PALIN: Right. No, and you're right, when it came to funding more Border Patrol, more walls, more fences, no, they didn't fund that for inside the US, but we did fund that in some foreign countries and I think what Republicans are going to have to answer to come campaign time -- election time again is where do they think we are going to get the money to pay for all of this?

We are broke and people don't talk about that. You know, we are $20 trillion in debt and with unfunded liabilities coming up in our kids and our grandkids future, it's more like $120 trillion. Where does Congress think that we will get the money to pay for all these things? What are we going to do? Borrow money from -- more money from more foreign countries in order to turn around and give it to other foreign countries? Or will we just print the money out of thin air, you know, with quantitative easing? We just all had to put up with that too with money being printed and I don't know, they didn't watch it. We are going to turn into Germany, 1923 with wheelbarrows full of devalued dollars.

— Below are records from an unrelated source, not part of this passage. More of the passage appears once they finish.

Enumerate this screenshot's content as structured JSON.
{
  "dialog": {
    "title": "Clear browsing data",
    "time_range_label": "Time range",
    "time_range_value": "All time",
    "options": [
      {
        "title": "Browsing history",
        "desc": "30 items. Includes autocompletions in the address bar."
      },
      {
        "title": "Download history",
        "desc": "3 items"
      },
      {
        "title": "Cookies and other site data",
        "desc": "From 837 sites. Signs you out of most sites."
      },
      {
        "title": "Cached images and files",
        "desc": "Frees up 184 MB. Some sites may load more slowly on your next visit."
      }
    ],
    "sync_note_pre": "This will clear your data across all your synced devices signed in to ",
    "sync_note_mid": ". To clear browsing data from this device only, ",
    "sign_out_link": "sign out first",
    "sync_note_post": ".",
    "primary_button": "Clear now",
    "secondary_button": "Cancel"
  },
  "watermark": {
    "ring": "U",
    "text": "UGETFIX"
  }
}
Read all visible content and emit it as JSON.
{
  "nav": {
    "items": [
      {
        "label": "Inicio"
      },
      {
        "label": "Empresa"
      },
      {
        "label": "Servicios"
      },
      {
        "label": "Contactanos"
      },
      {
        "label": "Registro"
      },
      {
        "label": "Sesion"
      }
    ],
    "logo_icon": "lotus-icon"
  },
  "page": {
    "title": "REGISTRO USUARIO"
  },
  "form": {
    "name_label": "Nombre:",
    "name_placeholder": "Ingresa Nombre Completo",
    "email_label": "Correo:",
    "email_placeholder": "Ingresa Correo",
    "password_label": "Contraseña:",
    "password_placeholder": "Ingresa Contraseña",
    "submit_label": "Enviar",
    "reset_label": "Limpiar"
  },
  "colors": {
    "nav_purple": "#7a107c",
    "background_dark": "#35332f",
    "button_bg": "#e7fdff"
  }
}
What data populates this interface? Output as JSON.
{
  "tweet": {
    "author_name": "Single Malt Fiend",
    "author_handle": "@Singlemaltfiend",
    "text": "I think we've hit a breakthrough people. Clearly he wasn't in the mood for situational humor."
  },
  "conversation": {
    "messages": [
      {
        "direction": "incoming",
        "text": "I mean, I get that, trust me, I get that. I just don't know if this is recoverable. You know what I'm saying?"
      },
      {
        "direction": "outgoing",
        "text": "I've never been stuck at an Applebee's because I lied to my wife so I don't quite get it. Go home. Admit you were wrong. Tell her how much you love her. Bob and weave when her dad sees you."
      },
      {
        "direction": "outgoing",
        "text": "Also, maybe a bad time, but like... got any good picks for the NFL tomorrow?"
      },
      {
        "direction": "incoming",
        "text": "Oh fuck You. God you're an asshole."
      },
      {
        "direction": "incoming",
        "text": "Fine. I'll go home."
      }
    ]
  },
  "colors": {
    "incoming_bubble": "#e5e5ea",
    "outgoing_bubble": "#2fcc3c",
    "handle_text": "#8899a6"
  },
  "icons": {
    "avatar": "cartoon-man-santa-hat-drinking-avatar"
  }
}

LEVIN: Why do you think they did this?

PALIN: I think...

LEVIN: Scared?

PALIN: I think again that they think that we are not paying attention to the degree that we are, that if they can just placate us by saying, "No, no, that's the way we have to do it, otherwise all of government is just going to have to shut down," you know, and kind of put the fear of God in it.

I think they just take it for granted that we are going to sit there and swallow it and say, "Okay, you guys know best." But no, there are enough people paying attention and again, that was all made manifest in the last Presidential election.

LEVIN: When we come back, ladies and gentlemen, I want to ask Sarah Palin about Obamacare and these other issues where she took the lead on this, fighting Obamacare and took a lot of hits for it, as a matter of fact, but it turned out to be quite right, in my view.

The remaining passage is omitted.